Бесконечные заборы, кривые как зубы навигацкого заводилы, вдруг расступились, под сапогами где-то рядом с лицом зачавкала грязь, холодные брызги попали за шиворот.
— Уснул, что ли? — рявкнули сзади — видимо, сидящему на корме шлюпки гардемарину. — Табань ближе, мы с трофеем!
Черная фигура на корме шлюпки повернулась к прибывшим, и сделала неожиданный, но очень понятный жест правой рукой. Кривозубый, оступившись, шагнул назад, а из камышей начали подниматься рыжие куртки "штифтов", и шест, к которому был привязан Ежи, вдруг оказался не только никому не нужным, но и явной обузой.
— Бей "селедок"! — столько раз слышанный за два последних дня призыв, наконец, превратился в руководство к действию. Гардемарины, лишенные пути к отступлению, заметались по берегу, "механики" валили их в прибрежный ил, замелькали кулаки и скрученные полотенца, единственное признанное законным оружие.
А Ежи просто бросили там, где тащили, и вода мгновенно прожгла сквозь одежду, и ни крикнуть, ни вздохнуть, и неужели придется вот так глупо — здесь и по колено-то нету — закончить жизнь в мутной воде Баллены? Баклавский подтянулся, пытаясь высунуть хотя бы нос на поверхность.
— Октавио! — закричал он. — Помоги!
Остенвольф как раз нагнал кривозубого и наотмашь достал его скруткой по уху, от чего тот поскользнулся и рухнул вперед на руки, тут бы и доделать дело…
— Помо!.. — конец шеста выскользнул из травяного ковра, взмыл в воздух, и Ежи снова завалился назад головой под воду.
Сразу три пары рук дернули его вверх, холодный ветер лизнул в шею, и, кит проглоти, как хорошо дышать! Ежи глупо улыбался, пока Октавио держал его под мышки, Казимир, то и дело вскидывая голову, чтобы волосы не лезли в глаза, распускал мудреные морские узлы на запястьях, а переодетый гардемарином Мейер своим фирменным базельским ножичком перепиливал веревки, стянувшие ноги…
Выжил же, вспомнил Баклавский. Нахлебался вонючей балленской водички, но выжил. Правда, здесь не колледж с его детскими забавами. Каждый вздох отзывался в боку тупым сверлом.

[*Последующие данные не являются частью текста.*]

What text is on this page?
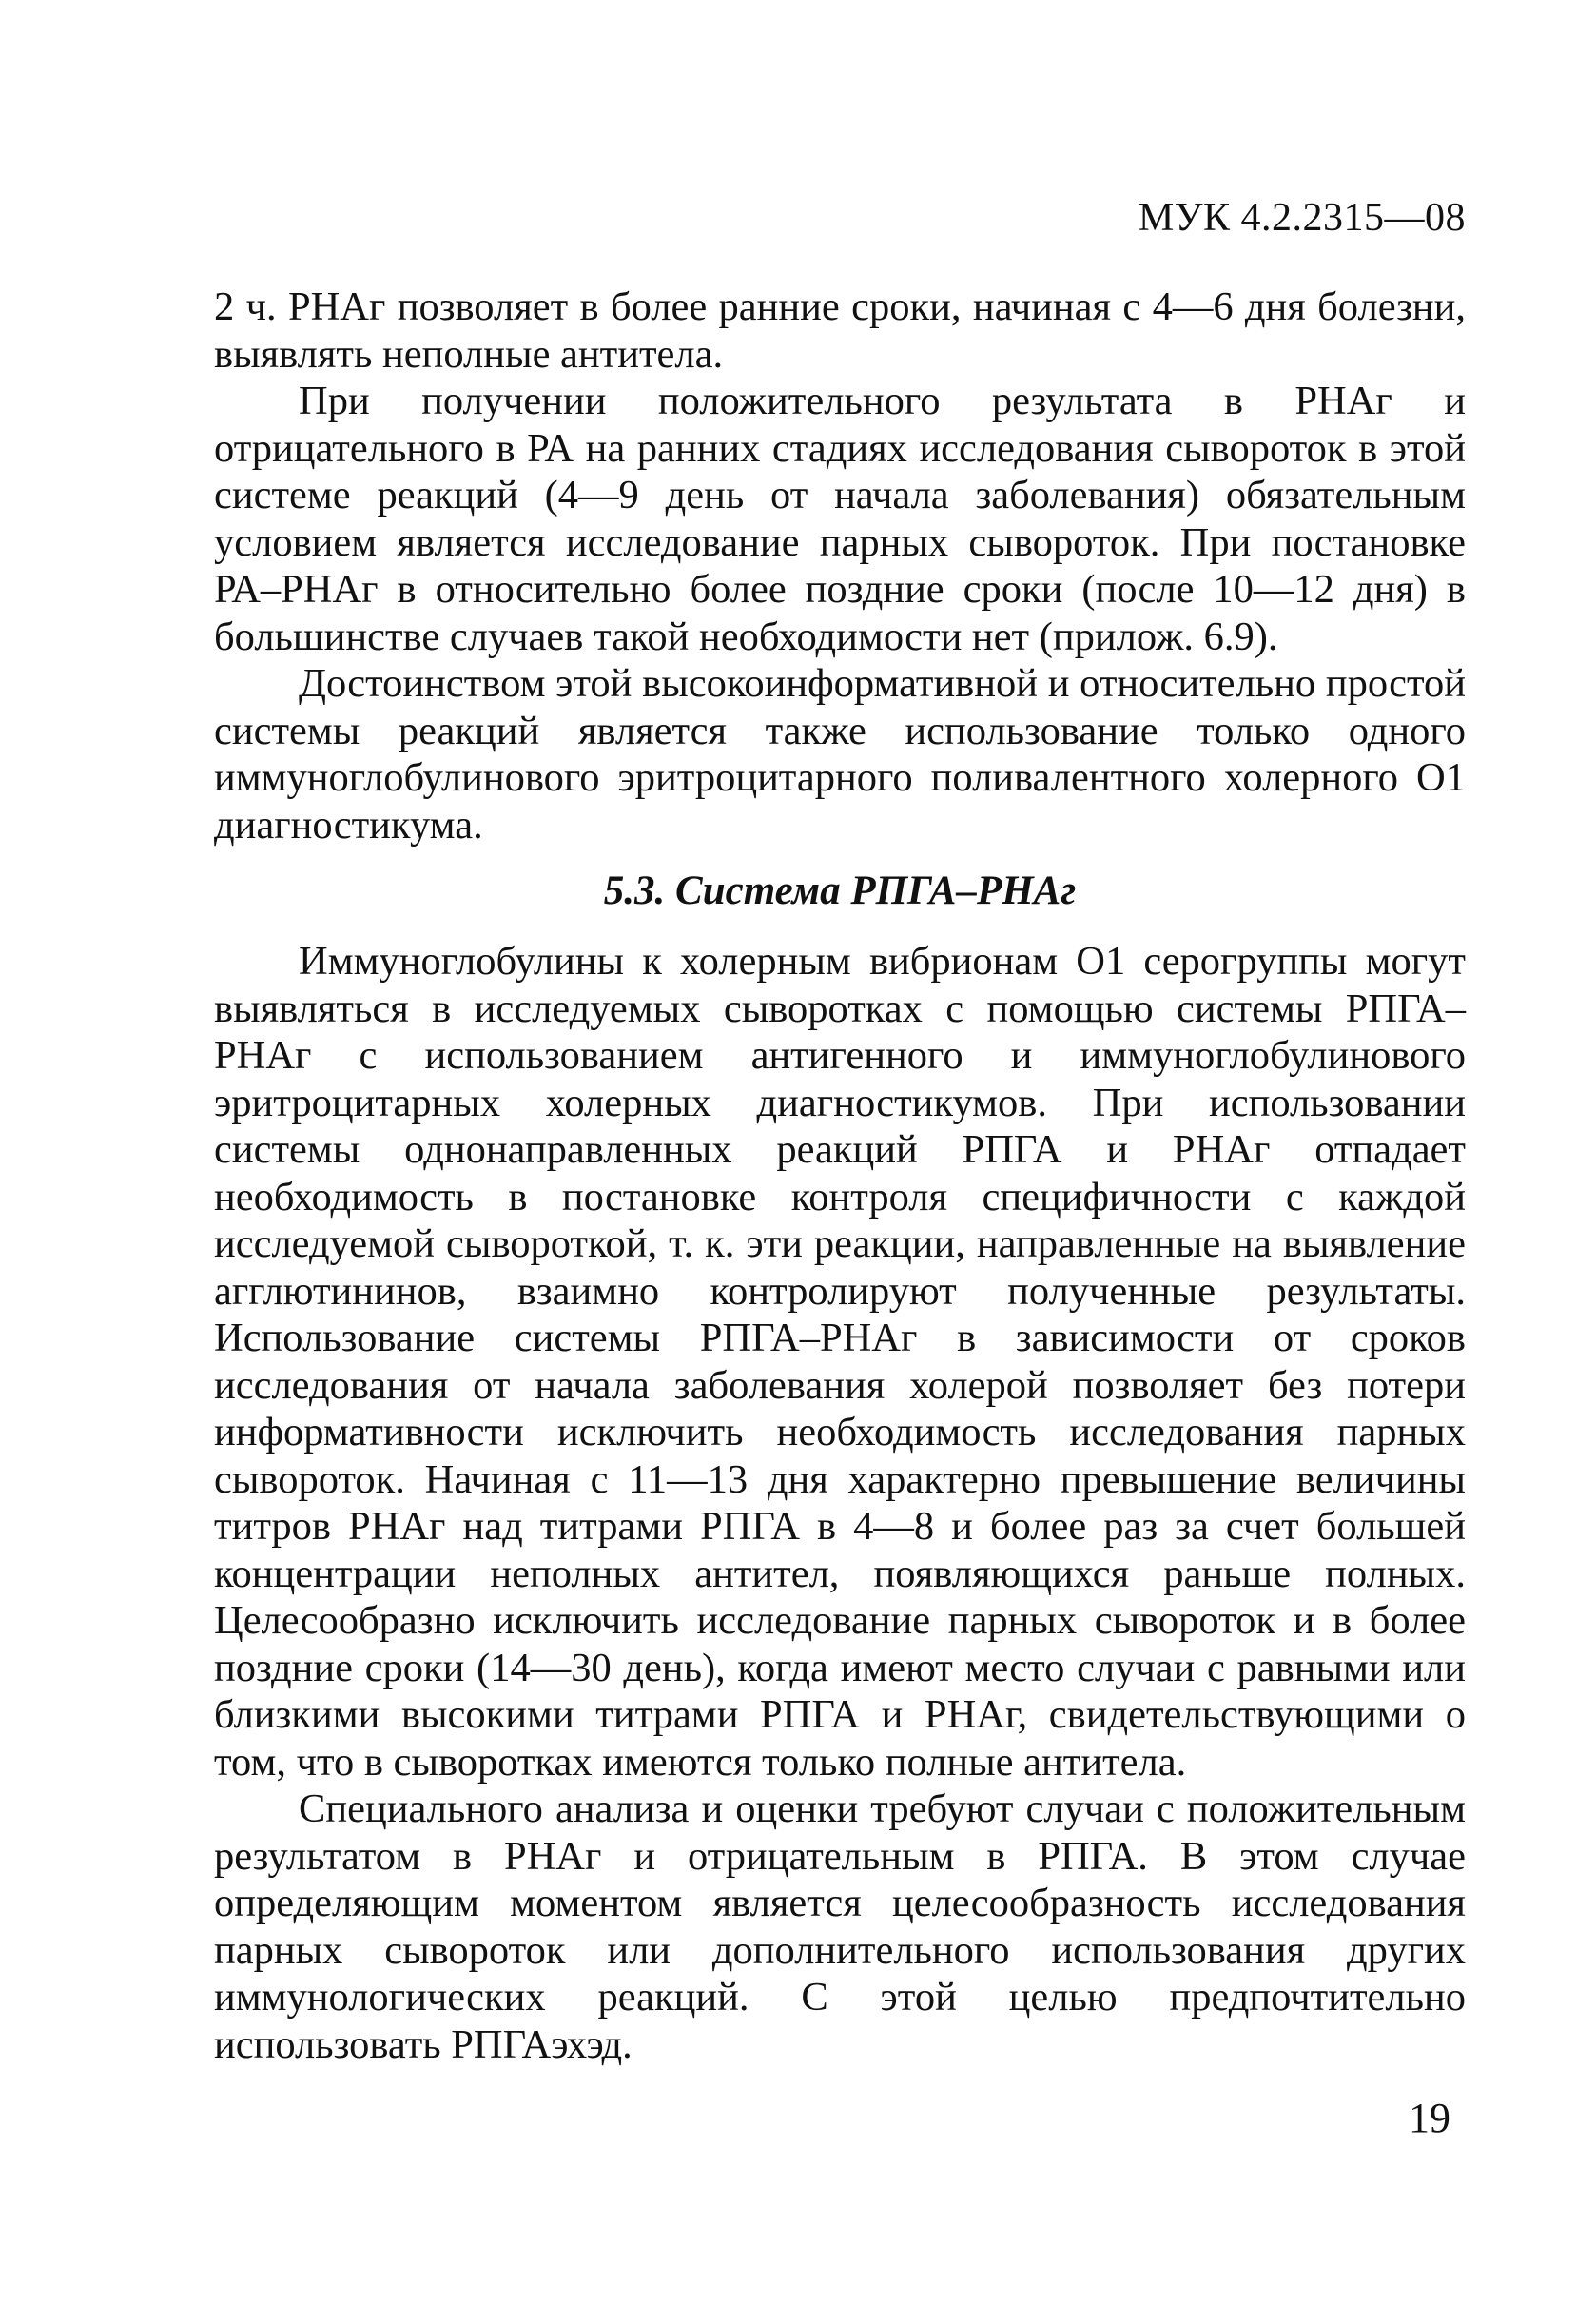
МУК 4.2.2315—08

2 ч. РНАг позволяет в более ранние сроки, начиная с 4—6 дня болезни, выявлять неполные антитела.

При получении положительного результата в РНАг и отрицательного в РА на ранних стадиях исследования сывороток в этой системе реакций (4—9 день от начала заболевания) обязательным условием является исследование парных сывороток. При постановке РА–РНАг в относительно более поздние сроки (после 10—12 дня) в большинстве случаев такой необходимости нет (прилож. 6.9).

Достоинством этой высокоинформативной и относительно простой системы реакций является также использование только одного иммуноглобулинового эритроцитарного поливалентного холерного О1 диагностикума.

5.3. Система РПГА–РНАг

Иммуноглобулины к холерным вибрионам О1 серогруппы могут выявляться в исследуемых сыворотках с помощью системы РПГА–РНАг с использованием антигенного и иммуноглобулинового эритроцитарных холерных диагностикумов. При использовании системы однонаправленных реакций РПГА и РНАг отпадает необходимость в постановке контроля специфичности с каждой исследуемой сывороткой, т. к. эти реакции, направленные на выявление агглютининов, взаимно контролируют полученные результаты. Использование системы РПГА–РНАг в зависимости от сроков исследования от начала заболевания холерой позволяет без потери информативности исключить необходимость исследования парных сывороток. Начиная с 11—13 дня характерно превышение величины титров РНАг над титрами РПГА в 4—8 и более раз за счет большей концентрации неполных антител, появляющихся раньше полных. Целесообразно исключить исследование парных сывороток и в более поздние сроки (14—30 день), когда имеют место случаи с равными или близкими высокими титрами РПГА и РНАг, свидетельствующими о том, что в сыворотках имеются только полные антитела.

Специального анализа и оценки требуют случаи с положительным результатом в РНАг и отрицательным в РПГА. В этом случае определяющим моментом является целесообразность исследования парных сывороток или дополнительного использования других иммунологических реакций. С этой целью предпочтительно использовать РПГАэхэд.

19
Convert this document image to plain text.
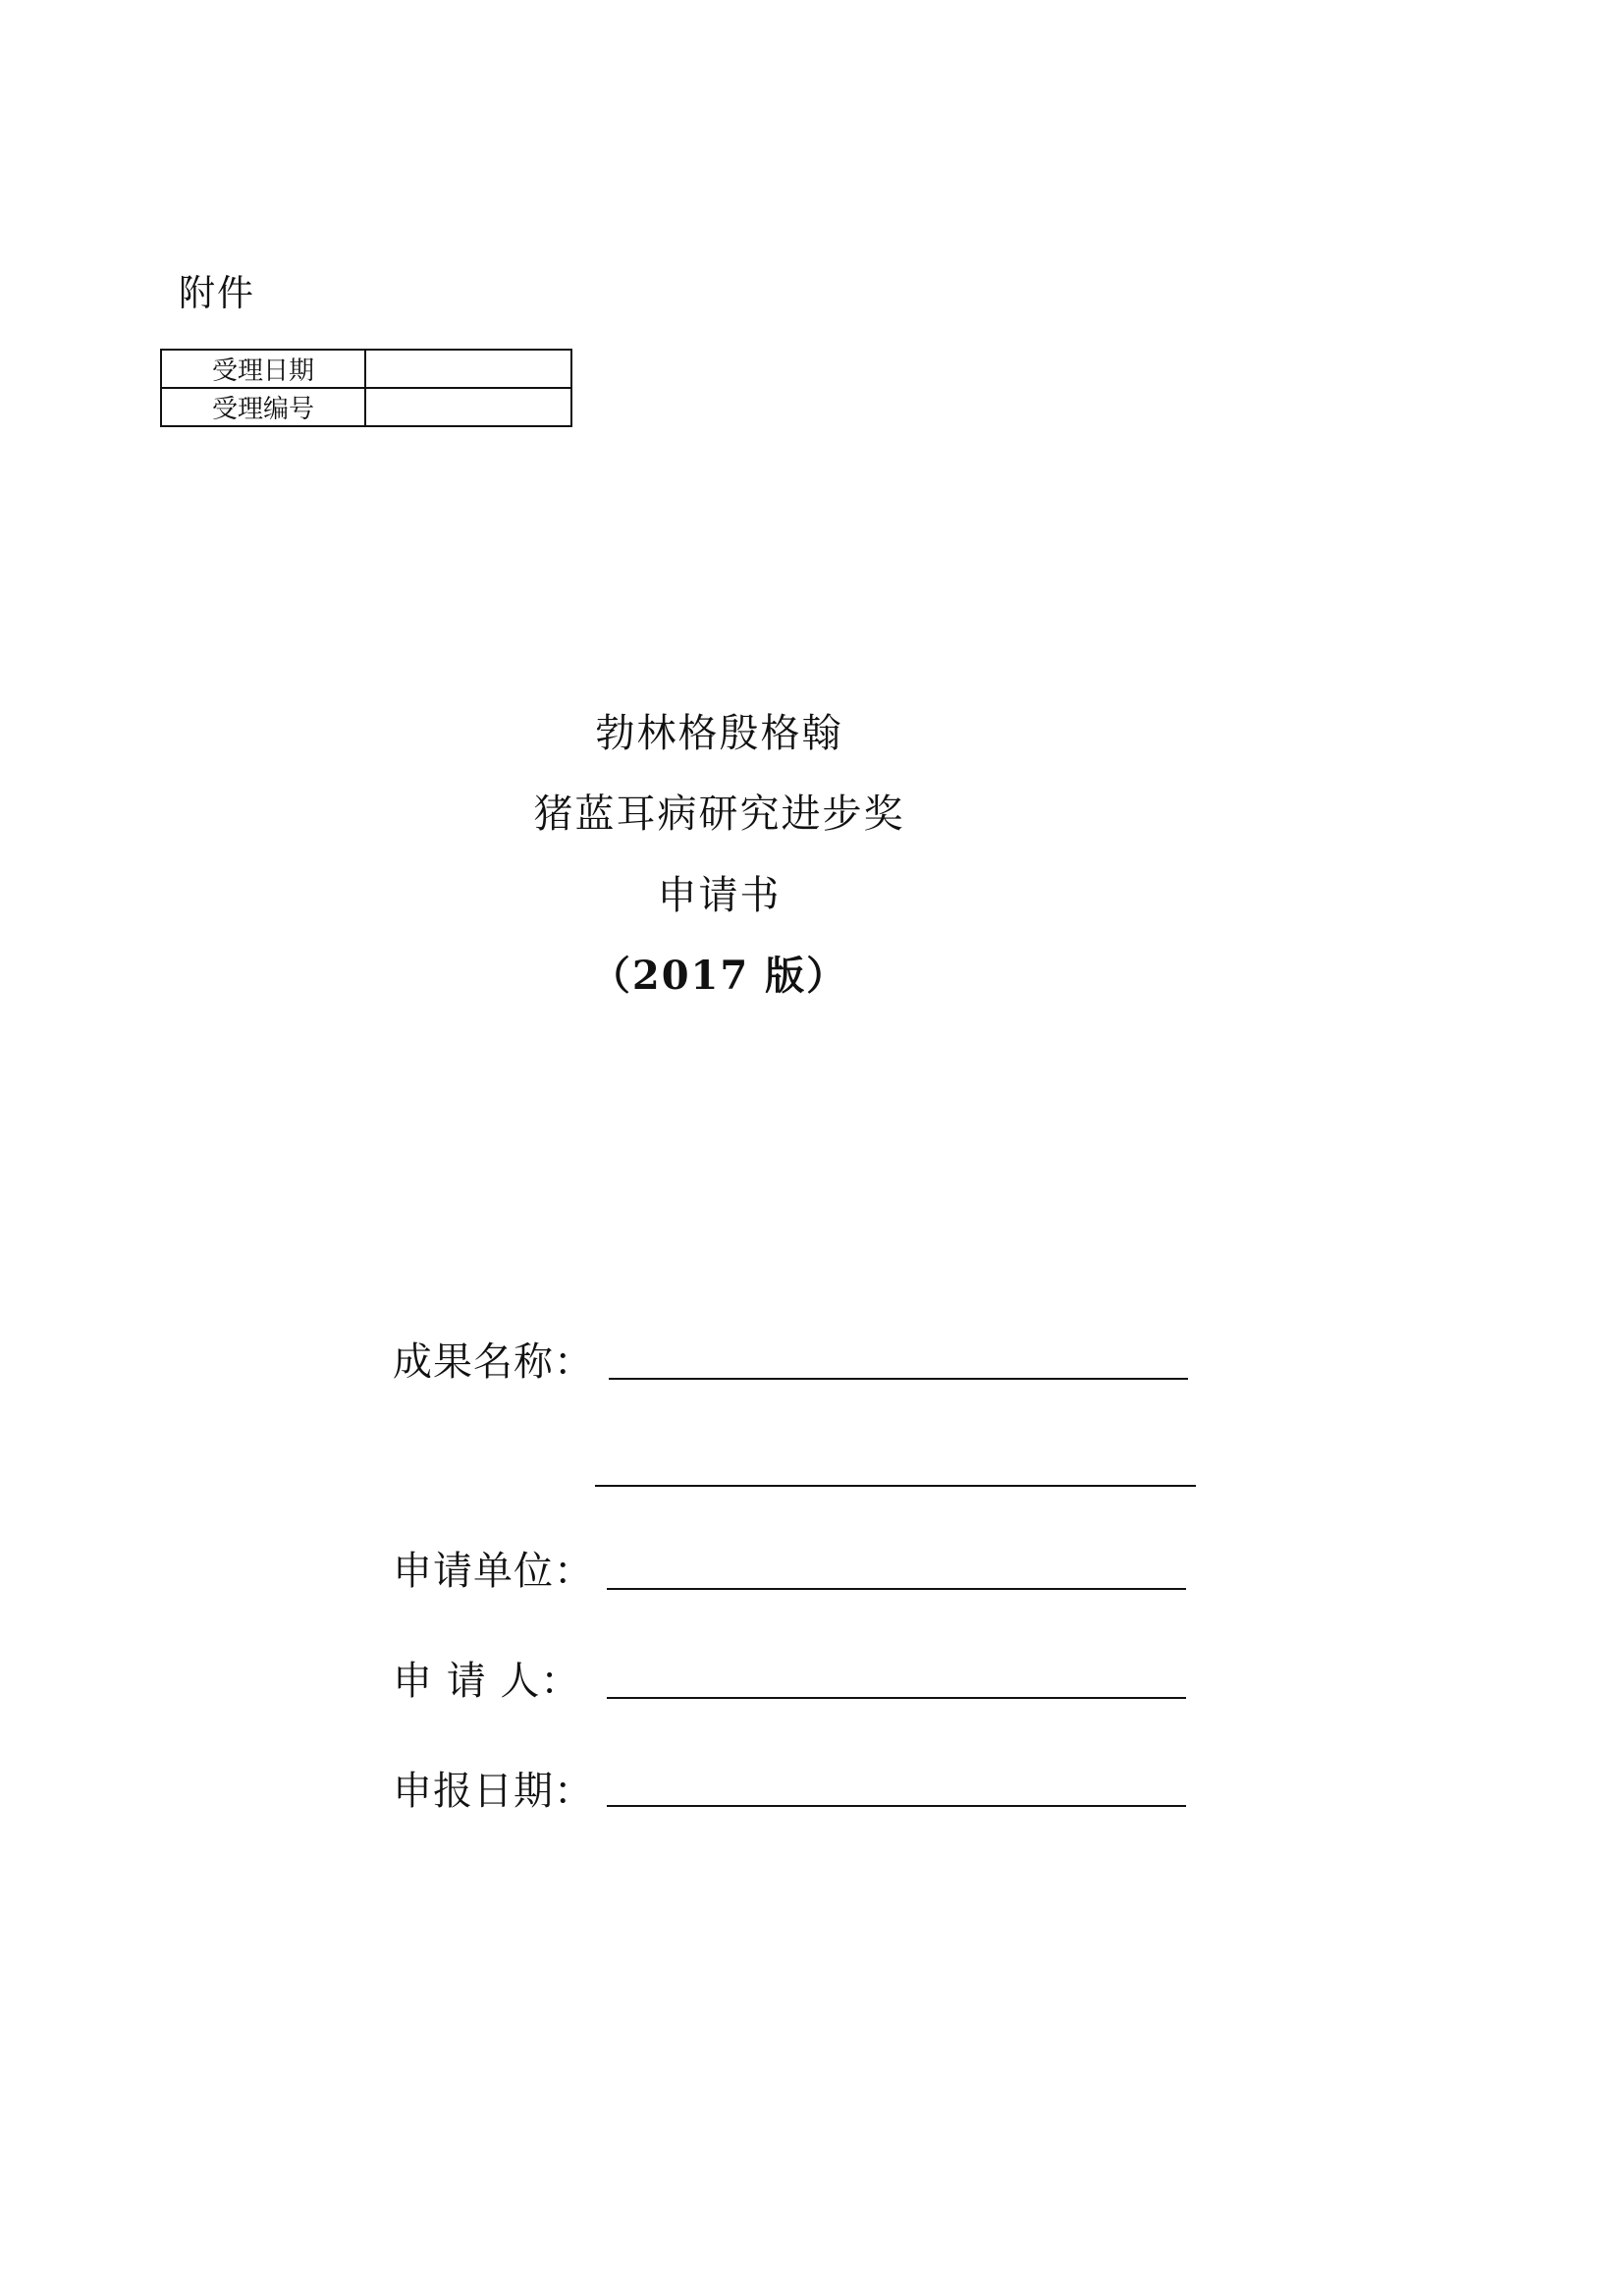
附件
受理日期	
受理编号	
勃林格殷格翰
猪蓝耳病研究进步奖
申请书
（2017 版）
成果名称：
申请单位：
申 请 人：
申报日期：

Кровь из рассеченной брови заливала правый глаз, и Баклавский сквозь розовую пелену следил за высокой статной женщиной, прохаживающейся туда и сюда по опутанной сетями комнате. Волосы, достойные Снежной Королевы, струились по прямым плечам, сливаясь с безупречно белым шелком платья.
— Не хотите меня развязать, Хильда? — спросил он. — Вы странно встречаете гостей.
Королева Плетельни обернулась к Баклавскому, и на короткий миг ему показалось, что он поймал ее взгляд. За полуприкрытыми веками Хильды, как и у всех плетельщиц, виднелась лишь узкая полоска белков, зрачки путешествовали где-то под бровями.
— Развязать? — голос ее оказался бесцветным и пустым, как брошенное осиное гнездо. — Вас?
— Ваше письмо, — сказал Баклавский, стараясь, чтобы от боли не дрогнул голос. — Энни передала мне его на словах. Я пришел по вашему приглашению.
Хильда замерла, и почти минуту стояла неподвижно, прислушиваясь неизвестно к чему. Ей сто лет, понял Баклавский. Нет, двести. Старой белой паучихе двести лет. Она вообще не человек. Как я сюда попал? Чего я надеялся добиться этим долгожданным разговором?